Another area of technology Laurie says is being developed is private information retrieval. The idea of this technology is to allow individuals to query a database, but ensure the database doesn’t know what they’re retrieving. This tech would allow you to interact with complicated technologies and services without the service getting to know everything about your requests.

‘The obvious way is letting you get the whole database,’ says Laurie, ‘but can you do better than that?’ He gives the example of homomorphic encryption, which ‘lets you get somebody else to perform a calculation on your behalf without knowing what you’re calculating, by doing an equivalent calculation.’

This is important because it enables privacy-friendly, centralised information tools. One of the basic objections to encryption of end users’ content, such as your photos or financial information, is that cloudbased services can’t interact with the encrypted material. However, private information retrieval systems would enable you to obscure what and who is making queries, so you can effectively have your privacy cake and eat your cloud-based service.

Still, Laurie says that homomorphic encryption ‘across whole databases is insanely expensive and not really practical at the moment’. There are more efficient ways of serving the same goal, he says, ‘by asking two different servers two different things and combining the results to get the answer you want’. This system works as a privacy technology as long as the servers are trusted not to talk to each other to work out what you’re doing.

All technologies can have downsides and limitations, says Laurie. ‘Tor, in fact, is not that great against attackers who have a view of the whole network. If you wanted to make it great you would have to slow down users to provide truly good anonymity.’ But the bigger picture, he says, includes institutional hypocrisy on the part of governments.
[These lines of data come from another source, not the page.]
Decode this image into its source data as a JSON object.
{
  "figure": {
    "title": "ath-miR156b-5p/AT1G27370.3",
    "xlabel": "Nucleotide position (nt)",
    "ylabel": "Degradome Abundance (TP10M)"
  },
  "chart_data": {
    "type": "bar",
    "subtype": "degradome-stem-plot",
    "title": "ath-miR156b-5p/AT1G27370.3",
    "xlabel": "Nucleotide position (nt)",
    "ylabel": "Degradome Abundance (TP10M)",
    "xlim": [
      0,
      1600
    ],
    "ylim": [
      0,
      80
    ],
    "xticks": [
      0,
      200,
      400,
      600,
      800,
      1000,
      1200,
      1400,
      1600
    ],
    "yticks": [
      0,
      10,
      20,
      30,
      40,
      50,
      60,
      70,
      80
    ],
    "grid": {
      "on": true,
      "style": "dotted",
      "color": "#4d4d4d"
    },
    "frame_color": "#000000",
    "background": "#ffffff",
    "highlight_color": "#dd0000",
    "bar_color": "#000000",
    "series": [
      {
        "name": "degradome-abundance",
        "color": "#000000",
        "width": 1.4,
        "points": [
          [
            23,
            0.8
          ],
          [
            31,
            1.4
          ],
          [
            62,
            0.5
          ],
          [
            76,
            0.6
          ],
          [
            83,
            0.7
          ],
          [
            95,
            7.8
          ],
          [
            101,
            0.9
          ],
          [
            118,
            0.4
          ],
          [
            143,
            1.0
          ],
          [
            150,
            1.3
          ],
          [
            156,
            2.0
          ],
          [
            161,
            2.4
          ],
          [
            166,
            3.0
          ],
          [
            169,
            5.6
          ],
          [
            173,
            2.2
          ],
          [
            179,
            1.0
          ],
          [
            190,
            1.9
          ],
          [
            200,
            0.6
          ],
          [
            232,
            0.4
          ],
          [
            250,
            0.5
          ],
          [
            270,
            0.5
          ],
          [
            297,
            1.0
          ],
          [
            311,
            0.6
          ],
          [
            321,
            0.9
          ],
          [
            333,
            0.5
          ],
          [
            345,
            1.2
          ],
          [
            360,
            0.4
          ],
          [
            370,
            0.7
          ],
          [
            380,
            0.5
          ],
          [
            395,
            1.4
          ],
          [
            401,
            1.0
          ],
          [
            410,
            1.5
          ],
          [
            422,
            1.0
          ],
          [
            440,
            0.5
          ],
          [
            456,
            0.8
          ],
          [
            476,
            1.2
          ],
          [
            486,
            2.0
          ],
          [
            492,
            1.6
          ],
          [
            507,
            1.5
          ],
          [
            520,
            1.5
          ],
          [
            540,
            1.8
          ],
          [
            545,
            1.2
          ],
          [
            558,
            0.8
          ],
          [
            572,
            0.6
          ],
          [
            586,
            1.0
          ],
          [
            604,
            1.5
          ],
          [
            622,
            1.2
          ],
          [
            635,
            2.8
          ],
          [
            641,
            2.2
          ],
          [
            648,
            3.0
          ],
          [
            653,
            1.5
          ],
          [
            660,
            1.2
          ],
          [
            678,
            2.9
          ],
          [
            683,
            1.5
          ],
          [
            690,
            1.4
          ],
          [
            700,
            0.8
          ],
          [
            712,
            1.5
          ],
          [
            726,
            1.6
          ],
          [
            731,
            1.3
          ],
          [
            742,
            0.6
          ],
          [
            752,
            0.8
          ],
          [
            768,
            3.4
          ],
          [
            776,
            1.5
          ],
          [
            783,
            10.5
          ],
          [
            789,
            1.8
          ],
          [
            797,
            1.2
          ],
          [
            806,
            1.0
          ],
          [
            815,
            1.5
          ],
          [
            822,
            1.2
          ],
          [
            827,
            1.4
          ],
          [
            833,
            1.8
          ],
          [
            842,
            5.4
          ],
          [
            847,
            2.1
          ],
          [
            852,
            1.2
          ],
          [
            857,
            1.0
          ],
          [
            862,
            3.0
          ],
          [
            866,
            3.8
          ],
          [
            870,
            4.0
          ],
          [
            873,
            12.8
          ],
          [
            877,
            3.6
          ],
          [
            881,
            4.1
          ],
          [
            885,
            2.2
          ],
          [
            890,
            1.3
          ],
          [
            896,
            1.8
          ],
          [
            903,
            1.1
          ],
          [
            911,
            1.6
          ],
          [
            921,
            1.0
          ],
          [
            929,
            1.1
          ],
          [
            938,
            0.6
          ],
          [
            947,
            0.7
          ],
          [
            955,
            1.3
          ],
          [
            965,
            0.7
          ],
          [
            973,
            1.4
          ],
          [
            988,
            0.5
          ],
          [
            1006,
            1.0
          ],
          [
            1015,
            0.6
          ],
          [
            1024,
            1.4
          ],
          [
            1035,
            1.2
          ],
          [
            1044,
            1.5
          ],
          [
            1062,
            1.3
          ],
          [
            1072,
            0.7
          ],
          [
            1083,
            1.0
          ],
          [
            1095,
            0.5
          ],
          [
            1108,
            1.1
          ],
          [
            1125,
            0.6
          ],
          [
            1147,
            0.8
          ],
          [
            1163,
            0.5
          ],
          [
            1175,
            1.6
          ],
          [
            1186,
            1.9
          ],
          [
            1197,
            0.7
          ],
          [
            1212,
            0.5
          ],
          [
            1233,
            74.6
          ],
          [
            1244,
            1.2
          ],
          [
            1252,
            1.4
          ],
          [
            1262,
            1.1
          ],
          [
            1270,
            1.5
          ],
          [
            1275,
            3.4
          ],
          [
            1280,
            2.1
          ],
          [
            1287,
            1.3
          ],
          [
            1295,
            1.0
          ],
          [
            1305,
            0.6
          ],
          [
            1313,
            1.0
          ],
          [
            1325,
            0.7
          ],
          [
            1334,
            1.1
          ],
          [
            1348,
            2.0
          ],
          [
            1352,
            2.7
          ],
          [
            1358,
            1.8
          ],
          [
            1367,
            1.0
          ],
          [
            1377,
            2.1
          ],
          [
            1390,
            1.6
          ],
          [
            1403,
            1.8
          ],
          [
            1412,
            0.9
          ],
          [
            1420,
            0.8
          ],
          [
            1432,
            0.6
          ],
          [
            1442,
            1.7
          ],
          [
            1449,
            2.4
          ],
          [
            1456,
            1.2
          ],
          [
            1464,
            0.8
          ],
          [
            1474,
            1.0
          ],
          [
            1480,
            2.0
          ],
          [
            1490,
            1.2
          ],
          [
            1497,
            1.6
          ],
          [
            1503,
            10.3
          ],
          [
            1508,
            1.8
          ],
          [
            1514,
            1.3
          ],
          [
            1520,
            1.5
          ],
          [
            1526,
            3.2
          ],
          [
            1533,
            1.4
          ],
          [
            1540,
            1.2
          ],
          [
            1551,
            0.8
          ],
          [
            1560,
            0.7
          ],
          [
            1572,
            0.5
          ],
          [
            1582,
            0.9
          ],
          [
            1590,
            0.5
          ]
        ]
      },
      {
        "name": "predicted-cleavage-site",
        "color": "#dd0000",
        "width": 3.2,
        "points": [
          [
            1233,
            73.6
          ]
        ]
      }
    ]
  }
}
‘There’s a brilliant piece of doublethink going on,’ says Laurie. ‘The perceived need for privacy technologies is also perceived by governments. They would like people to not be using them, unless they’re people who they would like to be using them. The people they would like to be using them are, for example, the military and covert operations, but also dissidents in countries whose regimes they don’t approve of. So Obama funds Radio Free Asia, which funds the Open Tech Fund, which funds exactly the things Cameron wants to ban.’